Mueller moved to Missouri, where he had one of his most famous horses CH Red Cedar before going to J. L. Younghusband’s Valley View Farm in Barrington, IL. In addition, Mueller trained such horses as Mr. Lightfoot, and CH James L. CH Roses Are Red, owned by Jean McLean Davis, was also with him at Valley View Farm. Mueller traveled to Canada, Georgia, and Oregon as a Saddlebred trainer, but always returned to his beloved “Valley” in Indiana.

Other horses Mueller is known for are CH Stone’s King Lee, My Mercedes, CH Top Hat Mac, Lovely Sensation, Limelight, CH So Wonderful, Ricochet, Society Rhythm, CH Spanish Command, CH Magic Supreme, and CH Ensign’s Sashay.

He personally purchased CH Rambling Stonewall on August 10, 1965. After a few days’ lessons, showing him as Look-A-Here, he won the Three-Year-Old Three-Gaited World’s Championship.

Mueller is also known for the young horsemen who once worked with him, such as Jim and Mike McIntosh, Merrill Murray, Bob Ruxer, Jack Baker, and many, many more.

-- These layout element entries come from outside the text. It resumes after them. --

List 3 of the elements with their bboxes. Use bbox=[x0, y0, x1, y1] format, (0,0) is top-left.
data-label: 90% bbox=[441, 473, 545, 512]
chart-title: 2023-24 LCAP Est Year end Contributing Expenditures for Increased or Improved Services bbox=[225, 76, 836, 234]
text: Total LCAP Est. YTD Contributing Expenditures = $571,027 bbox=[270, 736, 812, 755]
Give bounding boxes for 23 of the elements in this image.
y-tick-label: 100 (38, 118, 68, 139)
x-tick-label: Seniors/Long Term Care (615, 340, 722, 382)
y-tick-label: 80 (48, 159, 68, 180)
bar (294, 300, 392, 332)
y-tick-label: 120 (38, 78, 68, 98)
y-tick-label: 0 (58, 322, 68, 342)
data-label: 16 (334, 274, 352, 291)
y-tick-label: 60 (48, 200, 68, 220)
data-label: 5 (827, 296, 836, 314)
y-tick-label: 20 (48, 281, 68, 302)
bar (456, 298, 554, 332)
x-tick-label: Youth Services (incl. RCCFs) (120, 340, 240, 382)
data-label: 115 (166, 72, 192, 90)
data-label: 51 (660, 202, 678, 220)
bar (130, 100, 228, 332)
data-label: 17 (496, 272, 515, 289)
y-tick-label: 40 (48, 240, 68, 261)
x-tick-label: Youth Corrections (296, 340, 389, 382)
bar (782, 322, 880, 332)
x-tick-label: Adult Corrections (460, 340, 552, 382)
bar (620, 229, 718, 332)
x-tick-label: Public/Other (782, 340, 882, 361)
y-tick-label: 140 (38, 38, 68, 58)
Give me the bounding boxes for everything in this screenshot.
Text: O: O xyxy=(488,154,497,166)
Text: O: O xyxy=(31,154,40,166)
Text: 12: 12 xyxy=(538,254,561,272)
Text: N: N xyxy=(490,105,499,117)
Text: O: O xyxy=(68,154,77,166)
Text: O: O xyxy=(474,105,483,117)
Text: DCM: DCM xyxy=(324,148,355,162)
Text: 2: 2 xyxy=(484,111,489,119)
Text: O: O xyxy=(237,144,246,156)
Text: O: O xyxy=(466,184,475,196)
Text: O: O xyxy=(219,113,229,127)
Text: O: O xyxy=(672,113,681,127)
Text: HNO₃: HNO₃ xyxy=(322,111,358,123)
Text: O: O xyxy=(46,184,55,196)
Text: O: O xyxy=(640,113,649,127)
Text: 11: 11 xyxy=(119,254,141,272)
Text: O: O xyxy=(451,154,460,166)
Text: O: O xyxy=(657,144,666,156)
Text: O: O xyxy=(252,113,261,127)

Mueller’s lifetime achievements did not go unnoticed; he was inducted into both the United Professional Horsemen's Association Tom Moore Hall of Fame, the Kentucky State Fair World’s Championship Horse Show Hall of Fame, and was the 2004 recipient of the American Saddlebred Horse Association’s (ASHA) Lifetime Achievement Award, the highest honor that ASHA can bestow upon an individual.